- S&P 500 Pure Value/Pure Growth ratio rises from 6 1/2-year low
- Fed policy, low inflation seen hampering sustained recovery
Value stocks have yet to reach a point where they can sustain the kind of recovery they experienced during the past month, according to Dubravko Lakos-Bujas, JPMorgan Chase & Co.’s chief U.S. equity strategist.
The chart below displays the ratio of the Standard & Poor’s 500 pure value and pure growth indexes, consisting of S&P 500 companies that best fit into each category based on earnings, sales and share prices. The ratio rose as much as 4.8 percent after dropping on Sept. 18 to its lowest level since April 2009, a month into a bull market in stocks.
“It is tempting to rotate into value” after the turnaround, Lakos-Bujas wrote in an Oct. 16 report. Yet there are two reasons why the timing isn’t right to make that kind of a move, the New York-based strategist wrote.

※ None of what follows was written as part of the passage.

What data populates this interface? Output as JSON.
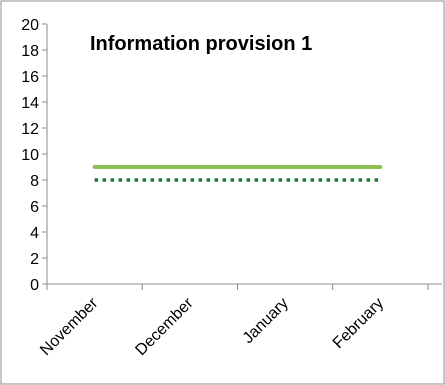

One is the risk that the Federal Reserve will raise interest rates in December, as JPMorgan’s economists predict. Shares of energy and commodity producers and other companies dependent on emerging markets are vulnerable to losses if that occurs, he wrote, and they fit into the value category.
The other is that a “reflation trade” benefiting value stocks fails to develop, the report said. The Fed’s preferred barometer of inflation, tied to consumer spending on items other than food and energy, has been lower than its target rate of 2 percent since May 2012. The index rose 1.3 percent last month from a year ago.
Conditions “are not yet in place” for investors to benefit from tilting their holdings toward value stocks, Lakos-Bujas wrote. Instead, he recommended buying the shares of housing-related companies, along with energy producers in the best position to weather lower oil prices.